The fact that both the insulation and the fabric are not affected by being wet and that they dry so quickly if wet, means that I often find myself in the wet British Isles just putting it over my waterproof jacket while it is still raining if I stop for a break and needs some extra warmth.
The Atom LT can comfortably be used on its own in shoulder seasons with nothing but a thin shirt under it. I found that I’m comfortable down to 15°c while sitting and 5°c while in low activity this way. When it is colder than that, I add a fleece or a down sweater and that will boost the temp rate, bringing it to the sub freezing.
Besides outdoors, this is also my most used day-to-day jacket and I’ve worn it to the office, going out (the inappropriate part) or anything in between. It is easily compressible and can be stashed in a pack or tossed anywhere.
After 4 years of use, the Atom LT is still going strong. There are no tears (though I have climbed with it) and there are only a few minor stains. Yes, the baby puke came off easily. The insulation has not lost much of its loft, though it is a bit sagging in high abrasion parts like the shoulders. The low profile cuffs still hold well (no lost elasticity) and the hood has shown no signs of wear.
- Very light and compressible
- Still warm even if completely wet
- Dries quickly and doesn’t suffer any repercussions from being wet
- Great fit, comfortable and (in my opinion) looks great
- Good balance of core insulation (Coreloft) with the high mobility and breathability of the fleece side panels (Polartec Power Stretch Hardface)

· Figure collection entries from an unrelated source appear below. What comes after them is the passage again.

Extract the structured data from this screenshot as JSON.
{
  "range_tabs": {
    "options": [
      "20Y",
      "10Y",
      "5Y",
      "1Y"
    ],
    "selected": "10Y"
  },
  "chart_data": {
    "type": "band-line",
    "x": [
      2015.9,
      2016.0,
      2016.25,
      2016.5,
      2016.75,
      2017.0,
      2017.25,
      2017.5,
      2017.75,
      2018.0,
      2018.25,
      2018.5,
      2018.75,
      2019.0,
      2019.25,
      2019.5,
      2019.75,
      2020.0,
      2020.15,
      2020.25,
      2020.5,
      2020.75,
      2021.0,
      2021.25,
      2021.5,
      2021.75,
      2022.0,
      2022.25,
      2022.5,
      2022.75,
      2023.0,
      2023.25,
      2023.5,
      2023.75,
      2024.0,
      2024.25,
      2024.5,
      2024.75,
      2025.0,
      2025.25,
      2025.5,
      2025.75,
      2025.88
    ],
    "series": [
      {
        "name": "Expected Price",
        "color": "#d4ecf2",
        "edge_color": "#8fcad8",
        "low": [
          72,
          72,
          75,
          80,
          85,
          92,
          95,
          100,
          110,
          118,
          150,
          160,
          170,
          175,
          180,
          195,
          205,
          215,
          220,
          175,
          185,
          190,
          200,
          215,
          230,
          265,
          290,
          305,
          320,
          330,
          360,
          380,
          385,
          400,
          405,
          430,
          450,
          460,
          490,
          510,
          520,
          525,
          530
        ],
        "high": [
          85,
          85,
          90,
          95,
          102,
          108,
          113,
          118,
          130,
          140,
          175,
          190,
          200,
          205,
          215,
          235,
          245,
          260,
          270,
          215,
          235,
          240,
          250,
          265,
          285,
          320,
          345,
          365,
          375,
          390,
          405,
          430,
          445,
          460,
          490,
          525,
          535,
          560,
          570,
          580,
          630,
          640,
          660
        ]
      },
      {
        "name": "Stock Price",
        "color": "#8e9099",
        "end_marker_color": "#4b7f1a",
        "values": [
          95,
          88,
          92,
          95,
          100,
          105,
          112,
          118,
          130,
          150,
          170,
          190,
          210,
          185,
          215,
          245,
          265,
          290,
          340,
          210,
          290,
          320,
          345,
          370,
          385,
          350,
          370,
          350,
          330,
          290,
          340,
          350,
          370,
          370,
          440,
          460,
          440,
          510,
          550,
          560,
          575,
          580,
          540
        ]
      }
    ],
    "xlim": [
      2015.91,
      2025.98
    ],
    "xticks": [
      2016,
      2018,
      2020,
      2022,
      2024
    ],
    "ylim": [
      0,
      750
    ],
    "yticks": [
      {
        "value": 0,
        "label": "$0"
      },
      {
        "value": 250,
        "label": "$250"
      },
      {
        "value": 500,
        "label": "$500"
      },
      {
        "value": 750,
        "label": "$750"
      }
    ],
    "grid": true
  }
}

- Windproof fabric and wind resistant side panels
- Warm pockets (fleece)
- Long drop tail (hem) for better coverage
- Layers easily over and under other items
- Big, helmet compatible hood
- High, soft, fleece lined collar (mid chin height)

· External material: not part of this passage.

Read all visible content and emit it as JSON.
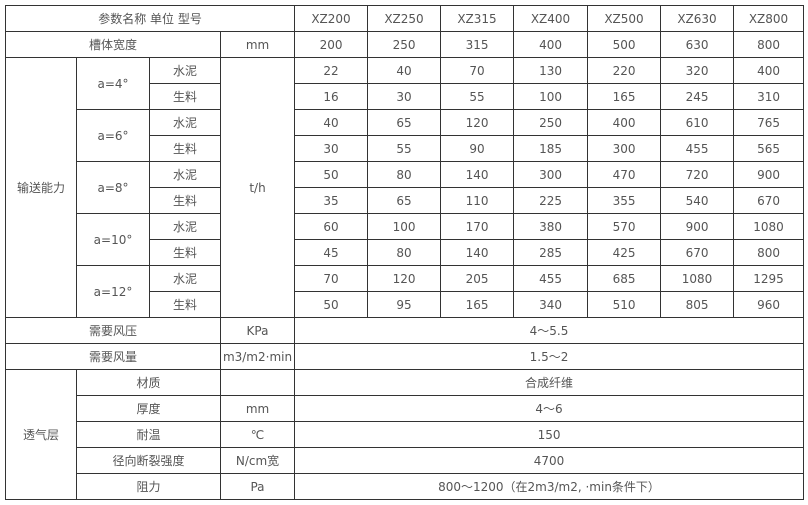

- Non adjustable hood – probably the Atom LT’s biggest problem as it just drops over your head if not wearing a helmet. The hood was updated in 2014 to have a single, around the head, draw cord that solved this issue
- Non lock main zip – this might be seen as a good thing as it can be easily opened to drop hit, but usually it just means that it opens even when not really needed. In 2014 this was fixed using a stiffer collar
- Soft collar (too soft) that drops under the chin easily. This was fixed in 2014 using a stiffener in the collar itself to keep the collar up
- The Tynon (since 2014) fabric, in my opinion, doesn’t feel as soft as the previously used Luminara fabric
The Arc’teryx Atom LT is an expensive jacket (£190/$250), especially compared to others within this category. The high price tag is definitely represented in the quality of the jacket in all aspects, from the fit, to the features and durability. Despite having the jacket working hard for almost 5 years now, it still looks and feels great, usable in every possible way.

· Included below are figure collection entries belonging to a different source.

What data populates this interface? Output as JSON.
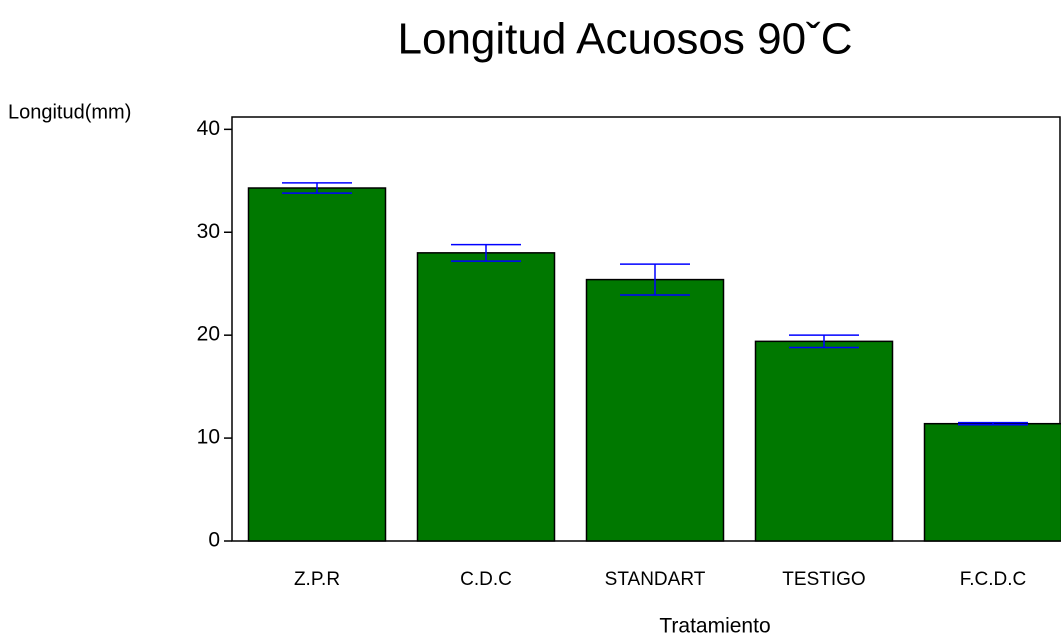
{
  "chart_data": {
    "type": "bar",
    "title": "Longitud Acuosos 90ˇC",
    "y_label": "Longitud(mm)",
    "x_label": "Tratamiento",
    "categories": [
      "Z.P.R",
      "C.D.C",
      "STANDART",
      "TESTIGO",
      "F.C.D.C"
    ],
    "values": [
      34.3,
      28.0,
      25.4,
      19.4,
      11.4
    ],
    "errors": [
      0.5,
      0.8,
      1.5,
      0.6,
      0.1
    ],
    "color": "#007800",
    "error_color": "#0000ff",
    "ylim": [
      0,
      41.2
    ],
    "yticks": [
      0,
      10,
      20,
      30,
      40
    ]
  }
}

Whether it is to be used as a midlayer for lower impact, slow moving, cold activities, as an insulation in combination with other garments for a very warm option or as a throw-on insulating jacket when stopping your activity- this is a great jacket. The fact that it is so effective even if wet and dries very fast, makes it an ideal garment for wetter climates such as the UK or the North West USA. The fact that the Atom LT is so compressible and robust makes it an excellent travelling jacket (not really the original intention) as it can be pulled out and used in any conditions, even if the temperatures don’t always justify it.
If you are after a new insulation jacket, you can find the Arc’teryx Atom LT hooded version on sale in so many places, as the colours change every season and small tweaks are done to the design and features. I would recommend finding a post-2014 version to enjoy a nearly perfect jacket that has solved all the problems I found in my pre 2014 version.